Nele: Oh ja, ich bin extrem nachdenklich. Wie beschreibe ich das am besten? (lacht) Jeder, der mich persönlich kennt, weiß, dass meine Vita nicht unbedingt die einfachste war. Ich habe sehr lange gebraucht, um aus gewissen Löchern wieder rauszukommen. Ich musste lernen, mein Leben bzw. gewisse Dinge, die darauf Einfluss nehmen, zu reflektieren. Vielleicht rührt daher die Schwermütigkeit, die schon auch Teil meines Charakters ist.

Du kommst aus einer musikalischen Familie, warst also de facto dein Leben lang mit der Leidenschaft in Kontakt. Wann entschied sich dein Herz für Metal?

Nele: Das war relativ früh. Mein Bruder ist neun Jahre älter als ich. Der war immer, seit ich denken kann, in der Metal- und Gothic-Szene unterwegs. Und er hat mich als großer Bruder und Held offenbar nachhaltig beeinflusst. (lacht)

Metal ist nach wie vor eine Männerdomäne. Du kommst aus der deutschen Provinz – warst du je mit Vorurteilen konfrontiert?
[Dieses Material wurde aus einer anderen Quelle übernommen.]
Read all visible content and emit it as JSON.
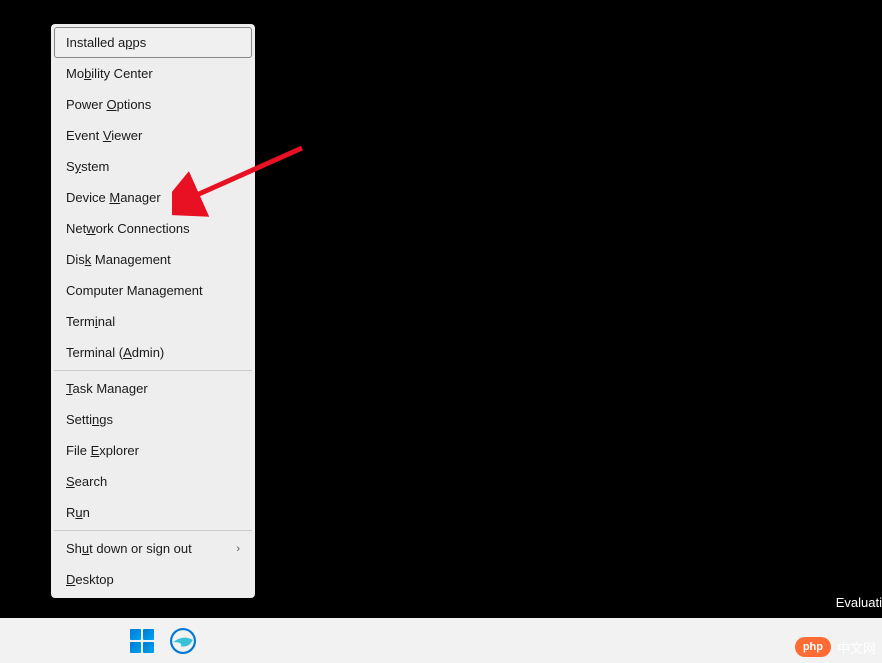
{
  "menu": {
    "groups": [
      [
        {
          "name": "installed-apps",
          "pre": "Installed a",
          "u": "p",
          "post": "ps",
          "highlighted": true
        },
        {
          "name": "mobility-center",
          "pre": "Mo",
          "u": "b",
          "post": "ility Center"
        },
        {
          "name": "power-options",
          "pre": "Power ",
          "u": "O",
          "post": "ptions"
        },
        {
          "name": "event-viewer",
          "pre": "Event ",
          "u": "V",
          "post": "iewer"
        },
        {
          "name": "system",
          "pre": "S",
          "u": "y",
          "post": "stem"
        },
        {
          "name": "device-manager",
          "pre": "Device ",
          "u": "M",
          "post": "anager"
        },
        {
          "name": "network-connections",
          "pre": "Net",
          "u": "w",
          "post": "ork Connections"
        },
        {
          "name": "disk-management",
          "pre": "Dis",
          "u": "k",
          "post": " Management"
        },
        {
          "name": "computer-management",
          "pre": "Computer Mana",
          "u": "g",
          "post": "ement"
        },
        {
          "name": "terminal",
          "pre": "Term",
          "u": "i",
          "post": "nal"
        },
        {
          "name": "terminal-admin",
          "pre": "Terminal (",
          "u": "A",
          "post": "dmin)"
        }
      ],
      [
        {
          "name": "task-manager",
          "pre": "",
          "u": "T",
          "post": "ask Manager"
        },
        {
          "name": "settings",
          "pre": "Setti",
          "u": "n",
          "post": "gs"
        },
        {
          "name": "file-explorer",
          "pre": "File ",
          "u": "E",
          "post": "xplorer"
        },
        {
          "name": "search",
          "pre": "",
          "u": "S",
          "post": "earch"
        },
        {
          "name": "run",
          "pre": "R",
          "u": "u",
          "post": "n"
        }
      ],
      [
        {
          "name": "shut-down",
          "pre": "Sh",
          "u": "u",
          "post": "t down or sign out",
          "submenu": true
        },
        {
          "name": "desktop",
          "pre": "",
          "u": "D",
          "post": "esktop"
        }
      ]
    ]
  },
  "annotation": {
    "arrow_target": "device-manager"
  },
  "desktop": {
    "evaluation_text": "Evaluati"
  },
  "taskbar": {
    "start": "Start",
    "edge": "Microsoft Edge"
  },
  "watermark": {
    "badge": "php",
    "text": "中文网"
  }
}
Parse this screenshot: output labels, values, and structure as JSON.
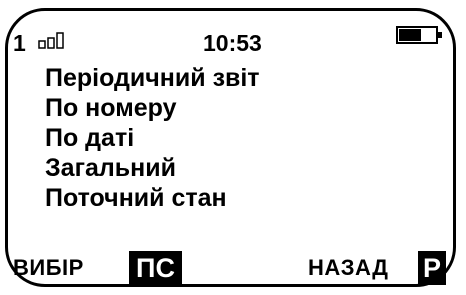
{
  "status": {
    "line_number": "1",
    "time": "10:53",
    "signal_icon": "signal-strength-icon",
    "battery_icon": "battery-icon"
  },
  "menu": {
    "items": [
      {
        "label": "Періодичний звіт"
      },
      {
        "label": "По номеру"
      },
      {
        "label": "По даті"
      },
      {
        "label": "Загальний"
      },
      {
        "label": "Поточний стан"
      }
    ]
  },
  "softkeys": {
    "left_label": "ВИБІР",
    "left_key": "ПС",
    "right_label": "НАЗАД",
    "right_key": "Р"
  }
}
Nele: Wenn ich Menschen erkläre, dass ich Sängerin in einer Metal-Band bin, ist die Reaktion eigentlich immer eine positive. Ich glaube, es gab zwei bis drei Momente auf Festivals, auf denen ich schief angeschaut wurde – und dann gleich die Frage kam: Was machst du denn eigentlich für Metal, du wirst ja nicht rumschreien?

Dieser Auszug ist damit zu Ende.